Kirstin: In a bid to eat less meat, I’ve started going through some of my books for recipes that are meatless. This one looked like a winner. Harissa, olives, and tomatoes. I made it for lunch. The kids did not eat it (I made frittata for them) because tomatoes. And sauce.
The Greek yoghurt was a perfect antidote to the harissa which crept up rather. What a wonderfully simple and flavourful recipe. I can imagine eating this in the summer or winter. For lunch or dinner.

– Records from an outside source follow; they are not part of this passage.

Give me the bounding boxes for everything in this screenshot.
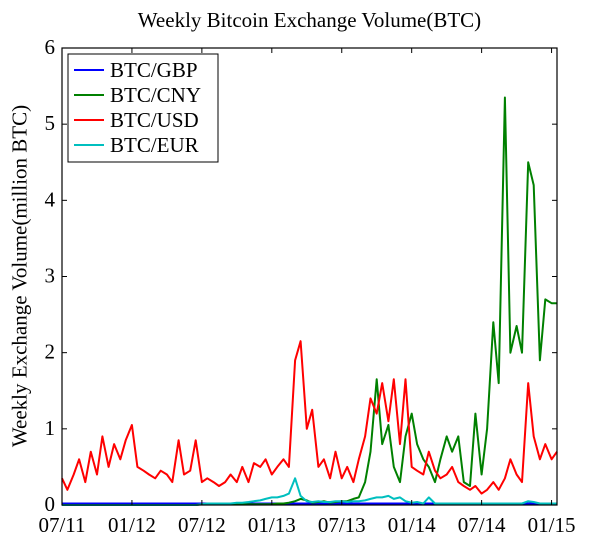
y-tick-label: 5 — [45, 111, 56, 135]
y-tick-label: 6 — [45, 35, 56, 59]
legend-label: BTC/EUR — [110, 133, 199, 157]
legend-label: BTC/CNY — [110, 83, 201, 107]
y-tick-label: 2 — [45, 340, 56, 364]
legend-label: BTC/USD — [110, 108, 199, 132]
x-tick-label: 01/13 — [248, 513, 296, 537]
x-tick-label: 07/11 — [38, 513, 85, 537]
y-tick-label: 0 — [45, 492, 56, 516]
chart-title: Weekly Bitcoin Exchange Volume(BTC) — [137, 8, 482, 32]
y-tick-label: 3 — [45, 264, 56, 288]
y-tick-label: 4 — [45, 187, 56, 211]
x-tick-label: 07/12 — [178, 513, 226, 537]
x-tick-label: 01/12 — [108, 513, 156, 537]
x-tick-label: 07/13 — [318, 513, 366, 537]
x-tick-label: 01/15 — [528, 513, 576, 537]
y-tick-label: 1 — [45, 416, 56, 440]
x-tick-label: 07/14 — [458, 513, 506, 537]
series-line-btc-usd — [61, 340, 558, 495]
x-tick-label: 01/14 — [388, 513, 436, 537]
legend-label: BTC/GBP — [110, 58, 198, 82]
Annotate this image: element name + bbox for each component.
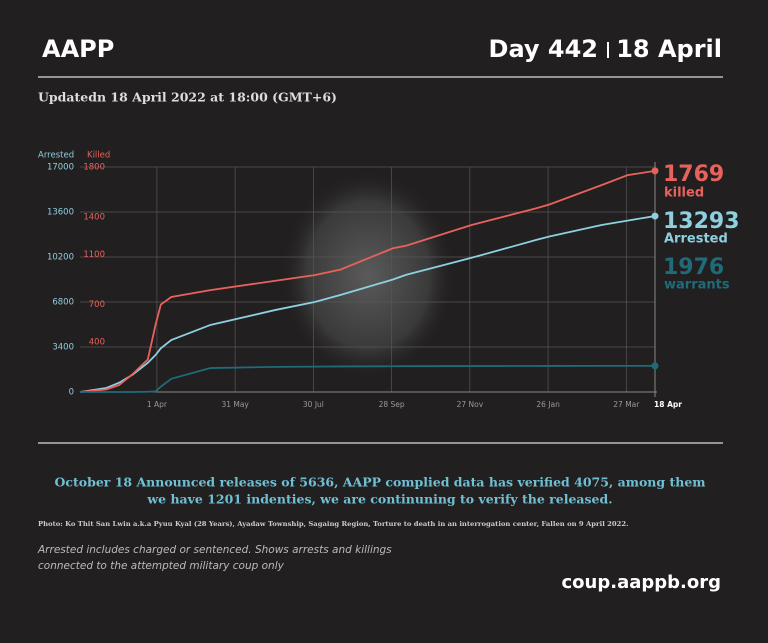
x-tick-label: 27 Nov [457,400,484,409]
legend-label: Arrested [664,232,728,247]
day: Day 442 [489,35,598,63]
footnote: Arrested includes charged or sentenced. … [37,544,392,556]
y2-axis-title: Killed [87,151,110,161]
y-tick-label: 10200 [47,253,74,263]
end-point [651,362,659,370]
y-tick-label: 0 [69,388,74,398]
y2-tick-label: 400 [89,338,105,348]
y-tick-label: 17000 [47,163,74,173]
date: 18 April [616,35,722,63]
y2-tick-label: 1800 [83,163,105,173]
x-tick-label: 27 Mar [613,400,640,409]
photo-credit: Photo: Ko Thit San Lwin a.k.a Pyuu Kyal … [38,520,628,528]
x-tick-label: 26 Jan [536,400,560,409]
y-tick-label: 13600 [47,208,74,218]
y-axis-title: Arrested [38,151,74,161]
y2-tick-label: 700 [89,300,105,310]
y-tick-label: 6800 [52,298,74,308]
announcement: we have 1201 indenties, we are continuni… [146,492,612,507]
end-value: 1769 [663,162,724,187]
x-tick-label: 18 Apr [654,400,682,409]
legend-label: warrants [664,278,730,293]
website: coup.aappb.org [562,572,722,593]
series-line [80,364,656,393]
footnote: connected to the attempted military coup… [38,560,285,572]
x-tick-label: 31 May [221,400,249,409]
legend-label: killed [664,186,704,201]
end-point [651,167,659,175]
end-point [651,212,659,220]
y-tick-label: 3400 [52,343,74,353]
y2-tick-label: 1400 [83,213,105,223]
announcement: October 18 Announced releases of 5636, A… [54,475,705,490]
updated: Updatedn 18 April 2022 at 18:00 (GMT+6) [38,90,337,105]
brand: AAPP [42,35,114,63]
x-tick-label: 30 Jul [303,400,324,409]
x-tick-label: 28 Sep [379,400,405,409]
photo [280,170,456,380]
y2-tick-label: 1100 [83,250,105,260]
end-value: 1976 [663,255,724,280]
series-line [79,169,656,393]
end-value: 13293 [663,209,740,234]
chart: Arrested Killed 0 3400 6800 10200 13600 17000 40… [38,151,740,410]
x-tick-label: 1 Apr [147,400,168,409]
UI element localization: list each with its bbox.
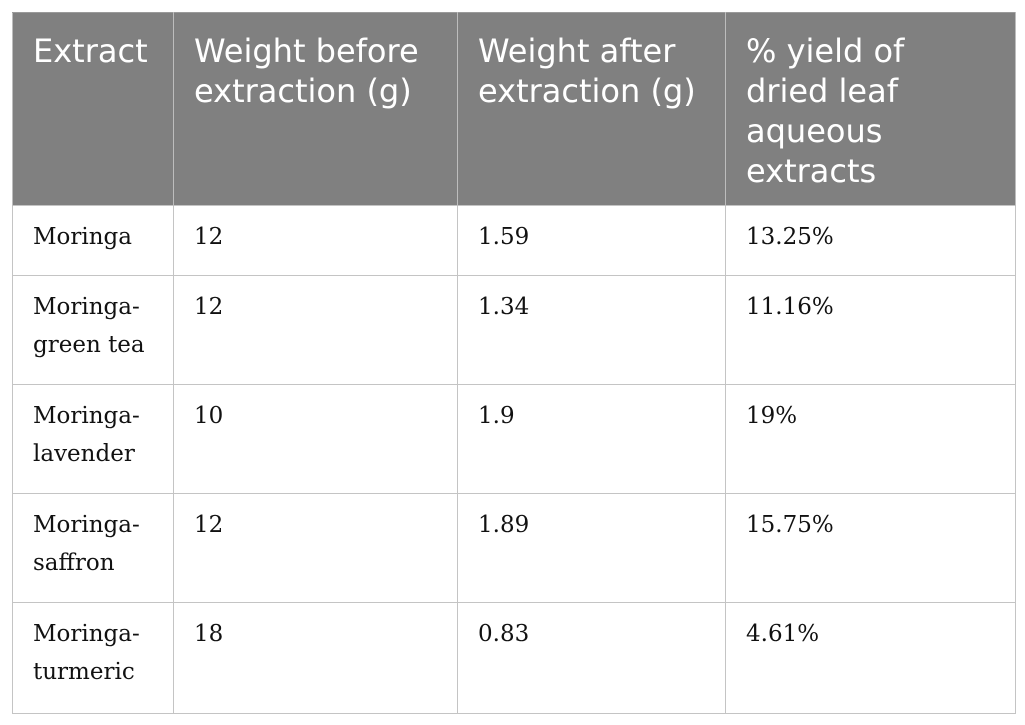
table-header-row: Extract Weight before extraction (g) Wei… [12, 12, 1016, 206]
cell-weight-after: 1.89 [457, 493, 726, 603]
cell-percent-yield: 4.61% [725, 602, 1016, 714]
table-row: Moringa-lavender 10 1.9 19% [12, 384, 1016, 494]
extraction-yield-table: Extract Weight before extraction (g) Wei… [12, 12, 1016, 714]
header-weight-after: Weight after extraction (g) [457, 12, 726, 206]
header-extract: Extract [12, 12, 174, 206]
cell-weight-before: 12 [173, 275, 458, 385]
cell-weight-before: 10 [173, 384, 458, 494]
table-row: Moringa-saffron 12 1.89 15.75% [12, 493, 1016, 603]
cell-extract: Moringa-saffron [12, 493, 174, 603]
cell-percent-yield: 19% [725, 384, 1016, 494]
cell-weight-before: 12 [173, 493, 458, 603]
cell-extract: Moringa-turmeric [12, 602, 174, 714]
header-weight-before: Weight before extraction (g) [173, 12, 458, 206]
cell-weight-after: 1.34 [457, 275, 726, 385]
cell-percent-yield: 11.16% [725, 275, 1016, 385]
cell-extract: Moringa-lavender [12, 384, 174, 494]
cell-weight-before: 18 [173, 602, 458, 714]
table-row: Moringa-green tea 12 1.34 11.16% [12, 275, 1016, 385]
cell-weight-after: 1.9 [457, 384, 726, 494]
yield-table-container: Extract Weight before extraction (g) Wei… [12, 12, 1016, 714]
cell-weight-before: 12 [173, 205, 458, 276]
cell-weight-after: 1.59 [457, 205, 726, 276]
table-row: Moringa-turmeric 18 0.83 4.61% [12, 602, 1016, 714]
header-percent-yield: % yield of dried leaf aqueous extracts [725, 12, 1016, 206]
table-row: Moringa 12 1.59 13.25% [12, 205, 1016, 276]
cell-extract: Moringa-green tea [12, 275, 174, 385]
cell-extract: Moringa [12, 205, 174, 276]
cell-percent-yield: 13.25% [725, 205, 1016, 276]
cell-weight-after: 0.83 [457, 602, 726, 714]
cell-percent-yield: 15.75% [725, 493, 1016, 603]
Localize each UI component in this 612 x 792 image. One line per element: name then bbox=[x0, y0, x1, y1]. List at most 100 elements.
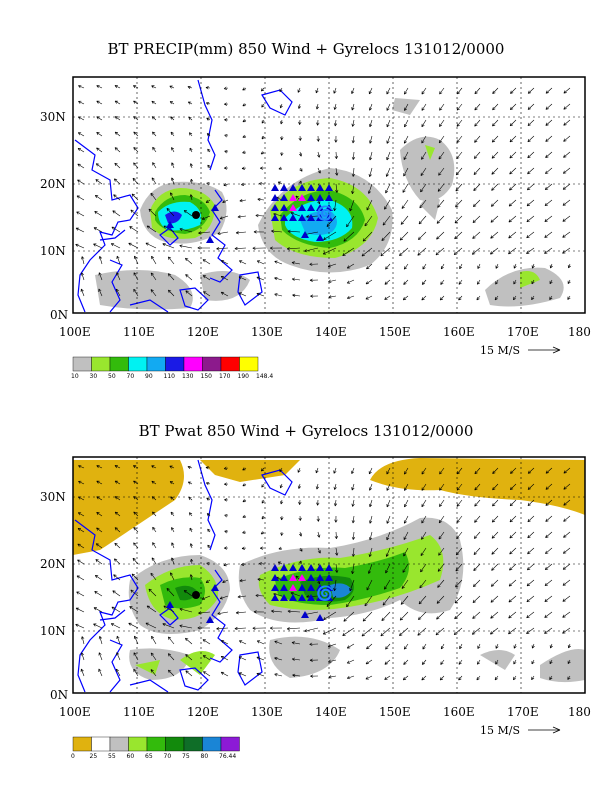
wind-arrow bbox=[368, 467, 373, 475]
x-tick-label: 170E bbox=[507, 325, 539, 339]
wind-arrow bbox=[545, 467, 553, 474]
gyre-triangle-marker bbox=[271, 214, 279, 221]
wind-arrow bbox=[381, 611, 391, 621]
wind-arrow bbox=[185, 670, 193, 677]
wind-arrow bbox=[274, 276, 283, 281]
wind-arrow bbox=[346, 215, 355, 228]
wind-arrow bbox=[545, 119, 553, 126]
wind-arrow bbox=[333, 467, 337, 474]
wind-arrow bbox=[513, 659, 517, 665]
gyre-triangle-marker bbox=[271, 194, 279, 201]
wind-arrow bbox=[170, 192, 175, 201]
wind-arrow bbox=[459, 643, 463, 650]
wind-arrow bbox=[114, 511, 121, 517]
wind-arrow bbox=[237, 215, 247, 219]
wind-arrow bbox=[96, 465, 103, 469]
wind-arrow bbox=[203, 671, 211, 677]
wind-arrow bbox=[531, 675, 535, 681]
wind-arrow bbox=[421, 531, 427, 540]
wind-arrow bbox=[509, 151, 517, 159]
wind-arrow bbox=[439, 675, 445, 681]
wind-arrow bbox=[439, 119, 445, 127]
wind-arrow bbox=[287, 609, 301, 613]
wind-arrow bbox=[259, 182, 265, 186]
wind-arrow bbox=[367, 563, 373, 574]
wind-arrow bbox=[152, 131, 157, 137]
gyre-triangle-marker bbox=[271, 204, 279, 211]
wind-arrow bbox=[549, 295, 553, 300]
wind-arrow bbox=[351, 467, 355, 475]
wind-arrow bbox=[216, 627, 229, 631]
wind-arrow bbox=[508, 595, 517, 603]
wind-arrow bbox=[438, 531, 445, 540]
wind-arrow bbox=[544, 199, 553, 206]
wind-arrow bbox=[563, 499, 571, 506]
wind-arrow bbox=[545, 547, 553, 554]
wind-arrow bbox=[333, 103, 337, 110]
wind-arrow bbox=[133, 272, 139, 281]
gyre-triangle-marker bbox=[271, 594, 279, 601]
wind-arrow bbox=[526, 579, 535, 587]
gyre-triangle-marker bbox=[271, 184, 279, 191]
wind-arrow bbox=[114, 100, 121, 105]
wind-arrow bbox=[369, 515, 373, 524]
wind-arrow bbox=[527, 103, 535, 110]
wind-arrow bbox=[185, 274, 193, 281]
wind-arrow bbox=[297, 483, 302, 489]
wind-arrow bbox=[474, 467, 481, 475]
wind-arrow bbox=[133, 527, 139, 533]
wind-arrow bbox=[151, 116, 157, 121]
wind-arrow bbox=[421, 659, 427, 665]
wind-arrow bbox=[549, 279, 553, 285]
x-tick-label: 150E bbox=[379, 325, 411, 339]
wind-arrow bbox=[509, 103, 517, 111]
wind-arrow bbox=[437, 199, 445, 208]
wind-arrow bbox=[78, 116, 85, 121]
wind-arrow bbox=[190, 558, 194, 565]
wind-arrow bbox=[567, 279, 571, 285]
wind-arrow bbox=[455, 547, 463, 556]
wind-arrow bbox=[438, 135, 445, 144]
wind-arrow bbox=[369, 499, 373, 508]
wind-arrow bbox=[113, 574, 121, 581]
wind-arrow bbox=[454, 215, 463, 224]
wind-arrow bbox=[438, 151, 445, 160]
wind-arrow bbox=[95, 543, 103, 549]
wind-arrow bbox=[368, 151, 373, 161]
gyre-triangle-marker bbox=[316, 204, 324, 211]
wind-arrow bbox=[242, 499, 247, 503]
wind-arrow bbox=[222, 579, 229, 583]
wind-arrow bbox=[224, 546, 229, 550]
wind-arrow bbox=[280, 499, 284, 505]
wind-arrow bbox=[309, 262, 319, 266]
wind-arrow bbox=[334, 151, 338, 159]
wind-arrow bbox=[563, 515, 571, 522]
gyre-triangle-marker bbox=[280, 594, 288, 601]
colorbar-swatch bbox=[128, 736, 148, 752]
wind-arrow bbox=[315, 87, 319, 94]
wind-arrow bbox=[315, 103, 319, 110]
map-frame bbox=[72, 456, 586, 694]
gyre-triangle-marker bbox=[325, 214, 333, 221]
wind-arrow bbox=[148, 588, 157, 597]
wind-arrow bbox=[545, 151, 553, 158]
wind-arrow bbox=[151, 85, 157, 89]
x-tick-label: 120E bbox=[187, 325, 219, 339]
gyre-triangle-marker bbox=[280, 204, 288, 211]
wind-arrow bbox=[240, 182, 247, 186]
wind-arrow bbox=[403, 643, 409, 650]
wind-arrow bbox=[290, 212, 301, 217]
gyre-triangle-marker bbox=[325, 204, 333, 211]
wind-arrow bbox=[188, 496, 193, 501]
pwat-colorbar: 0 25 55 60 65 70 75 80 76.44 bbox=[71, 736, 240, 760]
wind-arrow bbox=[234, 626, 247, 631]
wind-arrow bbox=[544, 215, 553, 222]
wind-arrow bbox=[219, 595, 229, 600]
x-tick-label: 110E bbox=[123, 705, 155, 719]
wind-arrow bbox=[362, 231, 373, 242]
wind-arrow bbox=[183, 210, 193, 217]
wind-arrow bbox=[346, 675, 355, 680]
wind-arrow bbox=[562, 183, 571, 190]
colorbar-label: 110 bbox=[164, 373, 176, 380]
wind-arrow bbox=[298, 531, 303, 537]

Sunday dinner. And here I am trying out a new roast chicken recipe. This one, Rukini describes as being a “celebratory roast chicken, with a completely addictive tomato sauce”. And she’s not wrong. The recipe starts with melting cinnamon and other spices in some butter. Then stirring the onions and cherry tomatoes and sweet potatoes into that mix. Finally, a paste of lime zest, yoghurt and other goodies are slathered all over the bird and it’s in the oven for more than an hour. Squashing the tomatoes and adding double cream just before the end of the additional 10 minute cooking time finishes off this deeply satisfying chicken. It was sensational and unforgettable. How I love all the Rukmini Iyer recipes.
Kirstin: I’ve been looking forward to making this recipe ALL WEEK. Marinating things overnight is something I love doing but usually can’t be bothered to go through with. But it was my mother in law’s birthday and also I was curious. So last night, while cooking dinner, I made the paste for this lamb. And this morning I woke up early because this baby needs at least 6 hours to cook. Lockdown food means a whole load of rules so I deliberately made food that could be eaten without cutlery. Or crockery. Even the accompanying desserts were handed out in squares of kitchen roll. Anyway, back to this lamb. Apart from marinating overnight, this recipe is cooked slowly for many many hours, then pulled apart and served with onion, tomatoes, and this incredible yoghurt/sumac/lemon/tahini mix.
It was incredible.
I am completely hooked on the flavours this book conjures up. And as a bonus. As I served this recipe to my mother in law, I also presented her with a birthday copy of this book.
It’s a winner of a recipe in every single way.